You become an MP, then Chancellor of the Exchequer, try to bring your country back from bankruptcy and they’re always at you, wanting this, that and the next thing. No gratitude. I mean, a chap needs his time out, release the pressure, couple of call girls, a few splifs, nice hotel. God, I’m saving the country and they complain about a few pounds from the public purse … well, a million or so if I recollect. The girls squall and I’m served up on prime TV and need to get out before all is lost.
So, peace is what I need and this French oaf barges into my first morning, his thick black hair awry, his multitudinous teeth gleaming and he wants to strike up a wretched conversation merely because he stumbled on a chair … a chair that he’s now pulling over to me.

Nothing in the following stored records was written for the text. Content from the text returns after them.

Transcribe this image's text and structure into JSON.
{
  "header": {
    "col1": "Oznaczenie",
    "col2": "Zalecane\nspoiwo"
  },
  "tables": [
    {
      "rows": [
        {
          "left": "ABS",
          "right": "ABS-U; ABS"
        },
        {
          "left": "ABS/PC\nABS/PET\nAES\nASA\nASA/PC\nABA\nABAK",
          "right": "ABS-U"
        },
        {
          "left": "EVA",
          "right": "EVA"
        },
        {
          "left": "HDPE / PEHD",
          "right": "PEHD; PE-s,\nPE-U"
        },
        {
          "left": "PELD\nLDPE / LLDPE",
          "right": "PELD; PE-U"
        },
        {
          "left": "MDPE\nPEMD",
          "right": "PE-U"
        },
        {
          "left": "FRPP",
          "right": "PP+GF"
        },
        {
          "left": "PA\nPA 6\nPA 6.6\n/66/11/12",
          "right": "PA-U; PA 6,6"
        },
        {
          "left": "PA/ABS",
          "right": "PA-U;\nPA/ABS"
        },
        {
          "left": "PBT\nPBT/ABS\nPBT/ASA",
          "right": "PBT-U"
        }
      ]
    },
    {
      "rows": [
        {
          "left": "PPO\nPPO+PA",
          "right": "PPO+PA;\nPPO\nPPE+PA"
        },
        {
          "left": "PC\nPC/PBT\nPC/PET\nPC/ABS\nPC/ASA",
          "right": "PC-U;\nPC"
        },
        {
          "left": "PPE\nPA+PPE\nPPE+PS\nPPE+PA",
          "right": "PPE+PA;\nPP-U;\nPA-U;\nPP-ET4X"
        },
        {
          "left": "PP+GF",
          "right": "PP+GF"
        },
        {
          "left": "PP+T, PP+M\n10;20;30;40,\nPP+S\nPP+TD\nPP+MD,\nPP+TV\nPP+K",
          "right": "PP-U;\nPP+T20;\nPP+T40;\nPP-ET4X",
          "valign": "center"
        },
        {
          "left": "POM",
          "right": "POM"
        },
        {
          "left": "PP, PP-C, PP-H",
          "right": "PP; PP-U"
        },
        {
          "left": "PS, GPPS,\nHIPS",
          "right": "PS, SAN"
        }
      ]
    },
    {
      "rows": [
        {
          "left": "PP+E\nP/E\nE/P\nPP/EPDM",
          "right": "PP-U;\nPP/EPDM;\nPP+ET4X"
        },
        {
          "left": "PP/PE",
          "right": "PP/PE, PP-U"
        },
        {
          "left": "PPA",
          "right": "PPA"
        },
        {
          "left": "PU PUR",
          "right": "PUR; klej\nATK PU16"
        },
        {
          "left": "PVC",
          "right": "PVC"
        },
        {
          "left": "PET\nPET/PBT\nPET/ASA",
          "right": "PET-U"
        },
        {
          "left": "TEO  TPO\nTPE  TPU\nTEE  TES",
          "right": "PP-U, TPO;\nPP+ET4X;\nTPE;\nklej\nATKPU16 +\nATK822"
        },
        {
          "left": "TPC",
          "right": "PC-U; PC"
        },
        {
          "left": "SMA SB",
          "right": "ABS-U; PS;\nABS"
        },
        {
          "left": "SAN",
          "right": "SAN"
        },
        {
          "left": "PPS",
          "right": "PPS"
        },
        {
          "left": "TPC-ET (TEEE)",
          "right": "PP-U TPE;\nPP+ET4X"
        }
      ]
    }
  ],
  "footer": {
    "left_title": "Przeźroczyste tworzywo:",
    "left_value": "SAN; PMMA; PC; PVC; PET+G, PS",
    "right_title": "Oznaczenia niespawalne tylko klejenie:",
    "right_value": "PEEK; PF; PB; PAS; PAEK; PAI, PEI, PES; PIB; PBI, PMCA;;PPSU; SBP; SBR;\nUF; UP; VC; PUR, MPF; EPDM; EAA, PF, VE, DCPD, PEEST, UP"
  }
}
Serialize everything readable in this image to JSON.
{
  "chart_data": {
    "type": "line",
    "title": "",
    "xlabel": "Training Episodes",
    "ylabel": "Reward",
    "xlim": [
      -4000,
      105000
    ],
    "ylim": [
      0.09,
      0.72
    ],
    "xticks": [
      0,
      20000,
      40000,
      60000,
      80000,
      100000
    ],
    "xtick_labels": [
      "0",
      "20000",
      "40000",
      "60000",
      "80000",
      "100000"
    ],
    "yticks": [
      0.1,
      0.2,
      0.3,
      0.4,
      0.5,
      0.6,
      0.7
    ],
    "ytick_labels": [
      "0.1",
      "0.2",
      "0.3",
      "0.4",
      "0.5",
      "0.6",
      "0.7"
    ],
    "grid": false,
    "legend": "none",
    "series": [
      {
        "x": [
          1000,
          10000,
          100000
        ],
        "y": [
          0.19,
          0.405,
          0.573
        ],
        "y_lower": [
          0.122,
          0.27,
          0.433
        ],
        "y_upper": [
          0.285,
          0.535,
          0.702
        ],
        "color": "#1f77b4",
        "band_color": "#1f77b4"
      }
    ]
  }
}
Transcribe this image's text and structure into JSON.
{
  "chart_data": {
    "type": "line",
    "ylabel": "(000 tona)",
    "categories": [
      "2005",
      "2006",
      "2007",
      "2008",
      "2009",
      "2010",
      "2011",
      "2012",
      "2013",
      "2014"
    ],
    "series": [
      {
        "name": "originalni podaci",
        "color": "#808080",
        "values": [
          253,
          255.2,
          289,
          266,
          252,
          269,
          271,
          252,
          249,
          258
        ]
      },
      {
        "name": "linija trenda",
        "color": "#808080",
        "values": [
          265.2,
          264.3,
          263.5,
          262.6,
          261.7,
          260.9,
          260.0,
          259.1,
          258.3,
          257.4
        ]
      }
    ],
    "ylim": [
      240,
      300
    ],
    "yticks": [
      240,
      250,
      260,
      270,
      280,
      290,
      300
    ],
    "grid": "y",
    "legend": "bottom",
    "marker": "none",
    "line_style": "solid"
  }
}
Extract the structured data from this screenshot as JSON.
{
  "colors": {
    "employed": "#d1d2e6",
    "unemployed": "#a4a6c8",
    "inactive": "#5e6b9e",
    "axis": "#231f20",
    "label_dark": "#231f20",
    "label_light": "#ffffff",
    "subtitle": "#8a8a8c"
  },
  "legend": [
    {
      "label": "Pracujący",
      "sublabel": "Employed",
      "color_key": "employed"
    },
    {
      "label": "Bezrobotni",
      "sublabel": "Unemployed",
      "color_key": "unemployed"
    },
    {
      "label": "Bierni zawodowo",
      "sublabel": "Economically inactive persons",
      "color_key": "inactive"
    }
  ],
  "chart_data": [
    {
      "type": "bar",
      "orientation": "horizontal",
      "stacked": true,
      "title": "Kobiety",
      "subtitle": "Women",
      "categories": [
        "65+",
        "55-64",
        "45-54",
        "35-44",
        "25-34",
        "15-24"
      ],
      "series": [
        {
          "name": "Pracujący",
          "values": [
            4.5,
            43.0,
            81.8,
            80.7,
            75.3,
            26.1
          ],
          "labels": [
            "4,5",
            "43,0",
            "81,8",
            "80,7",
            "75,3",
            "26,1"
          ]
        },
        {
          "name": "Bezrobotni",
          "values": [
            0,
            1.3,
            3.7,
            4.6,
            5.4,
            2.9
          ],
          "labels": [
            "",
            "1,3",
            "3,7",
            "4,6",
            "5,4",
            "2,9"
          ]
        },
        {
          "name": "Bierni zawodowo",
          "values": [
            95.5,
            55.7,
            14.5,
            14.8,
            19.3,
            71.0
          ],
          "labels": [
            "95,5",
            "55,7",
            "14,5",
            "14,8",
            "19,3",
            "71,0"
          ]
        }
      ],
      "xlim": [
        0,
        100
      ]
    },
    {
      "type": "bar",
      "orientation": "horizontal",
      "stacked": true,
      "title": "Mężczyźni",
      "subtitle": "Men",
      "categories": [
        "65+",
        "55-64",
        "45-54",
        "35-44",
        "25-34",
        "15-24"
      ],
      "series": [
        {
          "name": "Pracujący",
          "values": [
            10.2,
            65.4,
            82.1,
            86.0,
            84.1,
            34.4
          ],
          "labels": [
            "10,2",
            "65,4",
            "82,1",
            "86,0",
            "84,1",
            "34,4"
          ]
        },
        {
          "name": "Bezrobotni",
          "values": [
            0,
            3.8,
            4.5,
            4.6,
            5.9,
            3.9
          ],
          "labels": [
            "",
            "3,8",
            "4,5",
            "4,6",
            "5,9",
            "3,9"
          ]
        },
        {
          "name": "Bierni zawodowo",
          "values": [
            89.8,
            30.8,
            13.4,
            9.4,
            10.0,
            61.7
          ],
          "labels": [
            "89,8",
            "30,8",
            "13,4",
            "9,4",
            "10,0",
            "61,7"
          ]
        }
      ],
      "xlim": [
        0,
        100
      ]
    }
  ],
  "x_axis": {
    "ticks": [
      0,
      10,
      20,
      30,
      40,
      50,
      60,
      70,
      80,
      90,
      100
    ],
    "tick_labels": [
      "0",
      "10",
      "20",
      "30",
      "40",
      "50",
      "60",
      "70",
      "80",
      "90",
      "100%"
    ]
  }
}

Might as bloody well sit on my lap.
“You want other coffee?” he asks, scratching his stained white t-shirt and flipping hair out of his eyes with the other hand. Blasted hands everywhere. “I sorry for dis crash bang. I get you other coffee, oui?” His hands keep flaying about – this time, in the air and a waitress miraculously appears from the café’s gloom, at our pavement table. Her black skirt and white apron are a smart uniform and I wonder if she’d like a roll in the hay and then realise I’m being asked a question.
“Pardon?” I ask, nearly lapsing into a French accent.
“Un café, Monsieur?” she asks, her breasts quite determined to leap out at any moment. I blush and berate myself.
“Aah, yes, I suppose so,” I stammer, my English more limited than theirs for a moment. “Yes, if you insist.”
“Aah, I insist!” he bellows in a rich baritone as if I’m an audience of thousands. She totters off, her bottom jiggling nicely and I force myself to look away. “You are here for holiday, oui?” he asks and I realise I must engage, if only to shut him up.
“Yes, yes, a wee holiday,” I say. “Time out and all that.”
“Oui, business is stressful, yes?” he says, smacking his forehead as if it just behaved badly. “Time out for … how you say … rest and recreation?”
“Yes, R and R, we say,” I inform him, hoping to improve his English.
“And what do you do for zis R and R?”
“Oh, very little, actually. Sitting about and staring at your blue sky …”
“And you like humpy pumpy?”
“Pardon?” I ask, shocked.
“Aah, jigga jigga,” he says, his fist pumping like a piston. Quite unmistakable meaning.
“Ooh … aah … that,” I stammer, blushing again. “Yes, that’s nice to … aah …”
“Jeanette here, she sit on your leg,” he says, nodding towards the approaching waitress. “You take her for little jigga jigga. She like that.” I stare at him. What blatant effrontery. So ignorant of the fineries of life. No subtlety.
She is standing there, looking down at me and I’m tempted to slam the newspaper over my crotch to hide the rising tide, so to speak.
“I sit on your knee?” she asks as she bends to place the coffee down, her breasts both menacing and inviting. How could I say no so I nod and smile awkwardly.
She pops onto my lap and accidentally presses on my rising groin. Or was it an accident?
Then there’s a click and I look up to see his camera and, below it, his huge smile. She puts her arms around my neck in a vice grip and kisses me on the lips as the camera chatters like a machine gun before I have time to recover my senses. Then she leaps up and disappears into the bowels of the café.
“So, this coffee maybe, say, five thousand euros, oui,” he suggests, waving his camera in my face, menacingly. “Then we not say where you do R and R and we not show pictures to anyone.”
Maybe these foreigners aren’t so stupid after all!